Dictionary of National Biography, 1885-1900/Soone, William
SOONE or ZOONE, WILLIAM (fl. 1540–1575), jurist and cartographer, was educated at Cambridge, where he graduated B.A. 1545, and proceeded M.A. 1549. He became doctor of civil and canon laws probably at some university on the continent. The bursars' accounts of Caius College show that he was resident at Gonville Hall, probably as a fellow, from 1548 to 1555. In 1561 he became regius professor of civil law, and in June of that year was admitted fellow of Trinity Hall. He would not conform to the protestant religion, and, leaving Cambridge, went abroad. His successor in the professorship, William Clerke, was appointed in 1563. Soone is said to have resided at Paris, Dol, Freiburg, and Padua, and to have been a professor of law for some time at Louvain (but cf. Andreas, Fasti Acad. Lovan.). From Louvain he went, in all probability, to Antwerp, where he seems to have acted as assistant to Abraham Ortelius [q. v.] In 1572 he was at Cologne, where he published ‘Gulielmi Sooni Vantesdeni Auditor sive Pomponius Mela disputator de Situ Orbis’ (British Museum).
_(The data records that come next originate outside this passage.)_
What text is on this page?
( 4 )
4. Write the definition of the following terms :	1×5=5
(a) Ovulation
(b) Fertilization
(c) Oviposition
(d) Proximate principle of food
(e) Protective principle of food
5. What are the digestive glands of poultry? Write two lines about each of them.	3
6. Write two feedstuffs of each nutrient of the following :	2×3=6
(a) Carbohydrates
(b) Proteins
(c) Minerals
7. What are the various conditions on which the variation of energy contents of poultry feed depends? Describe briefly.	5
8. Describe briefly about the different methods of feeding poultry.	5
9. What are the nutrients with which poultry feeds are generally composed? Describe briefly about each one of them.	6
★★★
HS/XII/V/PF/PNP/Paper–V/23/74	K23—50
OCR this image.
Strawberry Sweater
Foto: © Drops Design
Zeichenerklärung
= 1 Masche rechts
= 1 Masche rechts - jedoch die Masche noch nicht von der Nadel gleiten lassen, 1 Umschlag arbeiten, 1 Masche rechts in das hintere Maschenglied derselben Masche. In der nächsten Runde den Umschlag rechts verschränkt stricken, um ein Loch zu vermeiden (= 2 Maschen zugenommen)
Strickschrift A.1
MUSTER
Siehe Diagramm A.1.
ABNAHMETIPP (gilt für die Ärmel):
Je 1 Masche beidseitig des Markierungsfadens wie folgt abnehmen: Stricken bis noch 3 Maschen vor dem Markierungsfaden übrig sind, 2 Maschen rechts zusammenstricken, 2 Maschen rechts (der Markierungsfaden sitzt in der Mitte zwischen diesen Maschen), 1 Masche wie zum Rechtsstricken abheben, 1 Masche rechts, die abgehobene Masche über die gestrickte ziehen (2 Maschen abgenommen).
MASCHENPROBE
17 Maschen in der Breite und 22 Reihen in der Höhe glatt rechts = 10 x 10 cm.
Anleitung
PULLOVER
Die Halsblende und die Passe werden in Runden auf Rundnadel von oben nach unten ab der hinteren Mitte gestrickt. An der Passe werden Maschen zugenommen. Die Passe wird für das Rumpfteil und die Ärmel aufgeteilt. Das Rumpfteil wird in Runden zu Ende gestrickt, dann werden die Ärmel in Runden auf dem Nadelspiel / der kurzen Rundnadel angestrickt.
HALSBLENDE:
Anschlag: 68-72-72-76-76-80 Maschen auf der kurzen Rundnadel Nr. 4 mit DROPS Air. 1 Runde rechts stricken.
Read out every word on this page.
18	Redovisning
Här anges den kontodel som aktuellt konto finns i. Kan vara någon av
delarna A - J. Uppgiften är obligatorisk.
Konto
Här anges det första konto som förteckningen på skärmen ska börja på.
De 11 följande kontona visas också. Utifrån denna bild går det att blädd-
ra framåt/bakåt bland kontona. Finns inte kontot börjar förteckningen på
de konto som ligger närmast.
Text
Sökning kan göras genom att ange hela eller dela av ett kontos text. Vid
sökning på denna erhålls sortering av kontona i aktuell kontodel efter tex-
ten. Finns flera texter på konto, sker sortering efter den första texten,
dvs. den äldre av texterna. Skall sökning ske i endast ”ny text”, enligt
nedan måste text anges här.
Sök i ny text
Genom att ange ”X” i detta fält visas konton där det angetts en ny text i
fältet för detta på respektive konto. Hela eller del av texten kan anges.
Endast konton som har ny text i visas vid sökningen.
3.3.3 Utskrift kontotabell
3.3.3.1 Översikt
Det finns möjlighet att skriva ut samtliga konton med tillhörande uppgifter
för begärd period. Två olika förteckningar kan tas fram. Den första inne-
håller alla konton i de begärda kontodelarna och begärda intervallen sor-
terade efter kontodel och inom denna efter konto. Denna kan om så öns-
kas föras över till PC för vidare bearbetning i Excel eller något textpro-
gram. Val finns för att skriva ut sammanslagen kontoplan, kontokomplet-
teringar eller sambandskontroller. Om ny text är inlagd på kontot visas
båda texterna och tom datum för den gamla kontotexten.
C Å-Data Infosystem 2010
Part of this rare book, the ‘Novi incolæ orbis terrarum,’ is copied from that of Arnold Mylius and published by Ortelius in the 1570 edition of the ‘Theatrum.’ Accordingly Ortelius complained, and Soone offered somewhat jesuitical explanations dated from Cologne, 31 Aug. 1572. Soone also copied the map of Cambridge which Richard Lyne [q. v.] had drawn for Caius's ‘History of the University’ (1574), and published his copy in Braun and Hogenberg's ‘Civitates Orbis terrarum’ (1575?). With this map went a description of the university (cf. translation in Gent. Mag. xlvi. 201). From Cologne Soone is said to have passed to Rome, and while there the pope made him podestà, of what town is unknown.
[Cooper's Athenæ Cantabr. ii. 350; Willis and Clark's Arch. Hist. of the Univ. of Cambridge, pp. i, xcvi, &c.; Hessel's Eccles. Lond. Batav. tom. i.; Epistolæ Ortelianæ, p. 97.]